Film Review: Citizen Lane

Born in County Cork, Hugh Lane played an intrinsic role in championing the arts in, and of, Ireland. A dealer and collector, he was renowned for having a nose for a bargain and eye for spotting both painting and painter. A man of myriad contradictions, whose generosity knew no bounds but who established a reputation for being frustratingly frugal. He had grand visions though and although he spent much of his time outside of country, his thoughts were never too far away.

His aunt, Lady Gregory, reconnected him with his homeland and he soon became a mainstay of Dublin’s artistic circles. He had a dream, to create a public gallery of modern art in the Irish capital. However, this idea met a lot of resistance, both in terms of access to art for all and the spending of public money on something considered to be frivolous, in a time of great poverty. Citizen Lane tells his story.

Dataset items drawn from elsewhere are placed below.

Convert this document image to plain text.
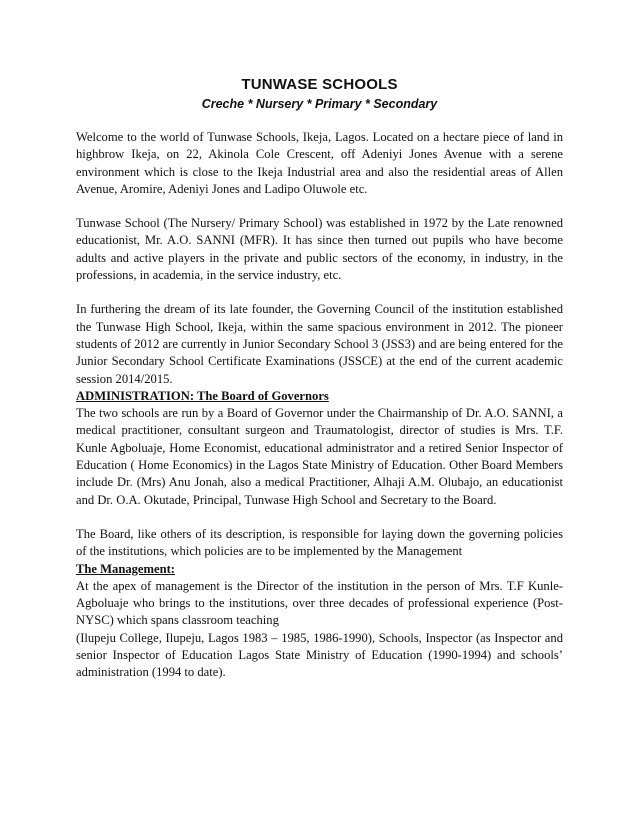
TUNWASE SCHOOLS
Creche * Nursery * Primary * Secondary

Welcome to the world of Tunwase Schools, Ikeja, Lagos. Located on a hectare piece of land in highbrow Ikeja, on 22, Akinola Cole Crescent, off Adeniyi Jones Avenue with a serene environment which is close to the Ikeja Industrial area and also the residential areas of Allen Avenue, Aromire, Adeniyi Jones and Ladipo Oluwole etc.

Tunwase School (The Nursery/ Primary School) was established in 1972 by the Late renowned educationist, Mr. A.O. SANNI (MFR). It has since then turned out pupils who have become adults and active players in the private and public sectors of the economy, in industry, in the professions, in academia, in the service industry, etc.

In furthering the dream of its late founder, the Governing Council of the institution established the Tunwase High School, Ikeja, within the same spacious environment in 2012. The pioneer students of 2012 are currently in Junior Secondary School 3 (JSS3) and are being entered for the Junior Secondary School Certificate Examinations (JSSCE) at the end of the current academic session 2014/2015.

ADMINISTRATION: The Board of Governors

The two schools are run by a Board of Governor under the Chairmanship of Dr. A.O. SANNI, a medical practitioner, consultant surgeon and Traumatologist, director of studies is Mrs. T.F. Kunle Agboluaje, Home Economist, educational administrator and a retired Senior Inspector of Education ( Home Economics) in the Lagos State Ministry of Education. Other Board Members include Dr. (Mrs) Anu Jonah, also a medical Practitioner, Alhaji A.M. Olubajo, an educationist and Dr. O.A. Okutade, Principal, Tunwase High School and Secretary to the Board.

The Board, like others of its description, is responsible for laying down the governing policies of the institutions, which policies are to be implemented by the Management

The Management:

At the apex of management is the Director of the institution in the person of Mrs. T.F Kunle-Agboluaje who brings to the institutions, over three decades of professional experience (Post-NYSC) which spans classroom teaching

(Ilupeju College, Ilupeju, Lagos 1983 – 1985, 1986-1990), Schools, Inspector (as Inspector and senior Inspector of Education Lagos State Ministry of Education (1990-1994) and schools’ administration (1994 to date).
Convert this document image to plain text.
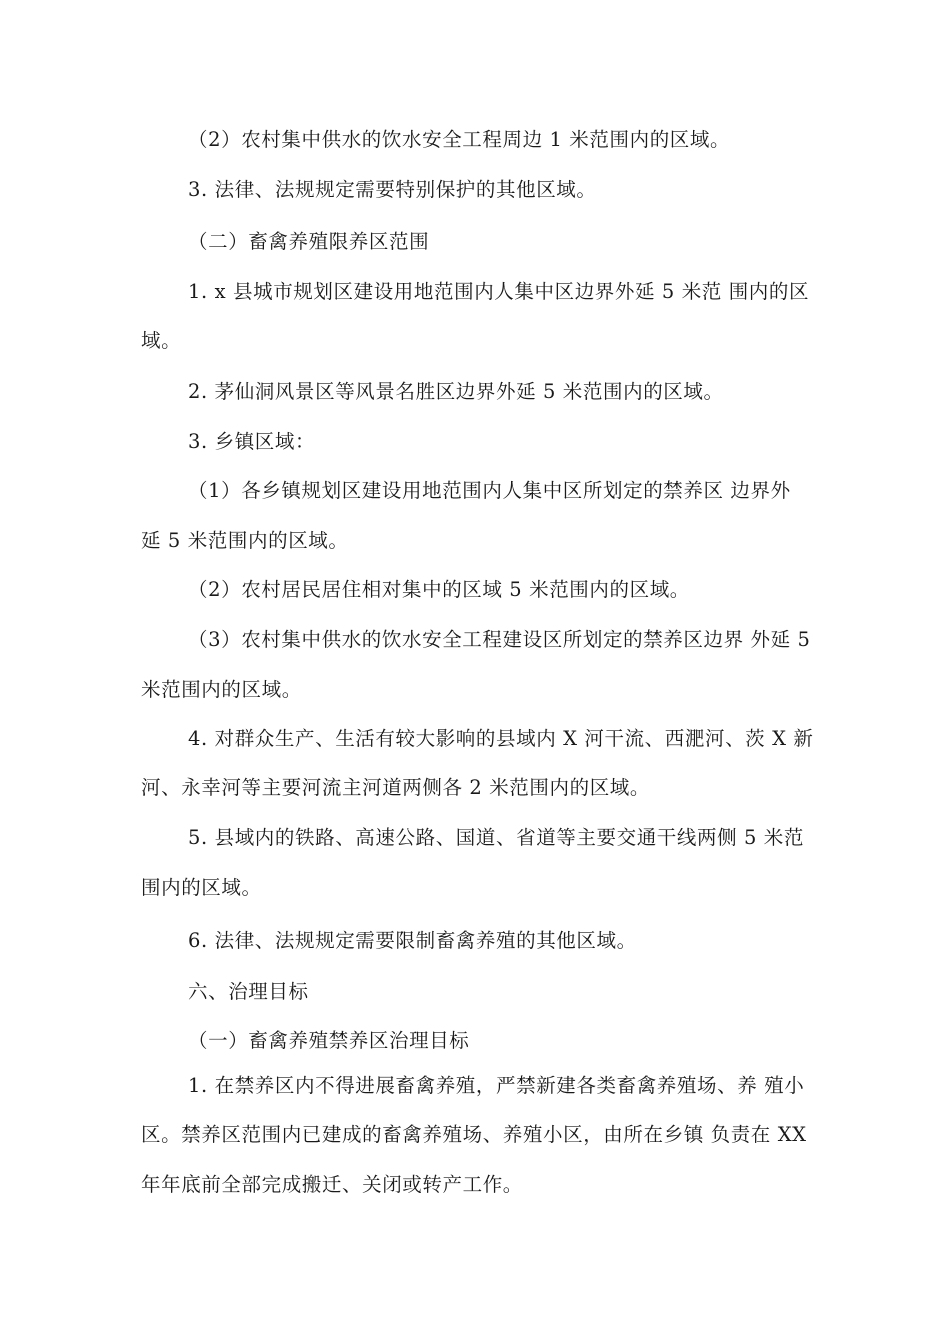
（2）农村集中供水的饮水安全工程周边 1 米范围内的区域。
3. 法律、法规规定需要特别保护的其他区域。
（二）畜禽养殖限养区范围
1. x 县城市规划区建设用地范围内人集中区边界外延 5 米范 围内的区
域。
2. 茅仙洞风景区等风景名胜区边界外延 5 米范围内的区域。
3. 乡镇区域：
（1）各乡镇规划区建设用地范围内人集中区所划定的禁养区 边界外
延 5 米范围内的区域。
（2）农村居民居住相对集中的区域 5 米范围内的区域。
（3）农村集中供水的饮水安全工程建设区所划定的禁养区边界 外延 5
米范围内的区域。
4. 对群众生产、生活有较大影响的县域内 X 河干流、西淝河、茨 X 新
河、永幸河等主要河流主河道两侧各 2 米范围内的区域。
5. 县域内的铁路、高速公路、国道、省道等主要交通干线两侧 5 米范
围内的区域。
6. 法律、法规规定需要限制畜禽养殖的其他区域。
六、治理目标
（一）畜禽养殖禁养区治理目标
1. 在禁养区内不得进展畜禽养殖，严禁新建各类畜禽养殖场、养 殖小
区。禁养区范围内已建成的畜禽养殖场、养殖小区，由所在乡镇 负责在 XX
年年底前全部完成搬迁、关闭或转产工作。
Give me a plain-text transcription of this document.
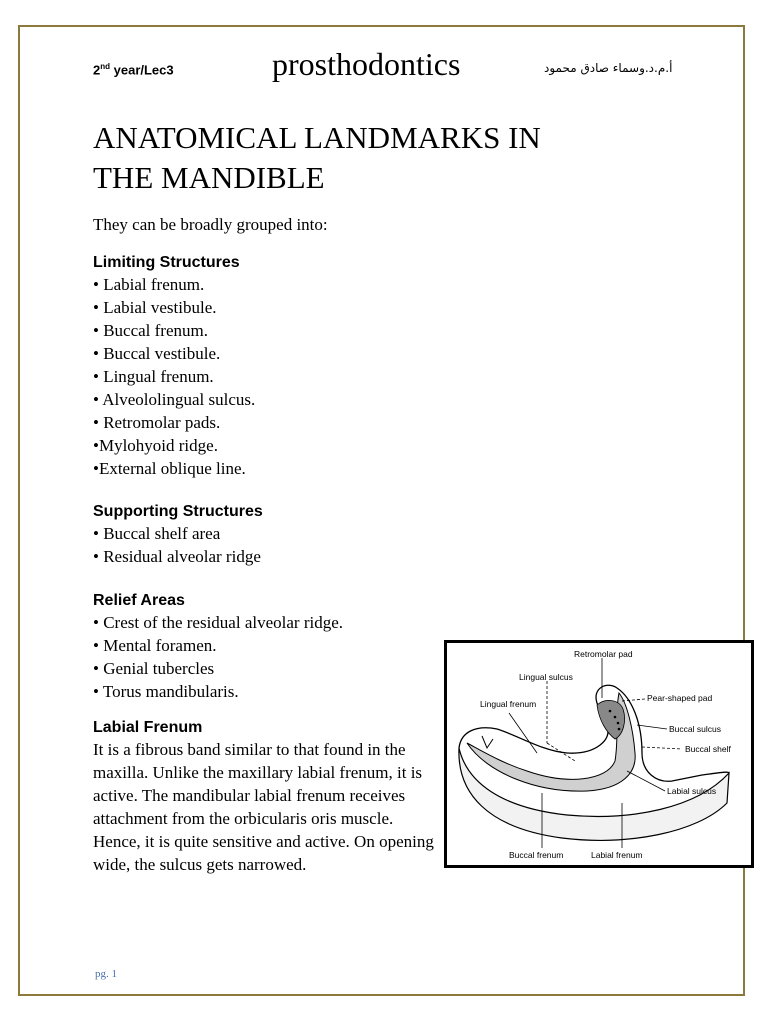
2nd year/Lec3	prosthodontics	أ.م.د.وسماء صادق محمود
ANATOMICAL LANDMARKS IN THE MANDIBLE
They can be broadly grouped into:
Limiting Structures
• Labial frenum.
• Labial vestibule.
• Buccal frenum.
• Buccal vestibule.
• Lingual frenum.
• Alveololingual sulcus.
• Retromolar pads.
•Mylohyoid ridge.
•External oblique line.
Supporting Structures
• Buccal shelf area
• Residual alveolar ridge
Relief Areas
• Crest of the residual alveolar ridge.
• Mental foramen.
• Genial tubercles
• Torus mandibularis.
Labial Frenum

It is a fibrous band similar to that found in the maxilla. Unlike the maxillary labial frenum, it is active. The mandibular labial frenum receives attachment from the orbicularis oris muscle. Hence, it is quite sensitive and active. On opening wide, the sulcus gets narrowed.

Retromolar pad
Lingual sulcus
Pear-shaped pad
Lingual frenum
Buccal sulcus
Buccal shelf
Labial sulcus
Buccal frenum	Labial frenum
pg. 1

Citizen Lane is a docudrama which shines the light of one of Ireland’s forgotten sons. Using dramatic reconstructions (featuring Tom Vaughan-Lawlor as Lane) and contemporary interviews with experts, Thaddeus O’Sullivan highlights the pivotal role he played, legacy and re-evaluation of his importance years after his tragic death. It’s a strange was to construct a portrait, but it works in a kind of low-key way. In a sense, it’s remarkably apt.  

Citizen Lane is available online from 12 April.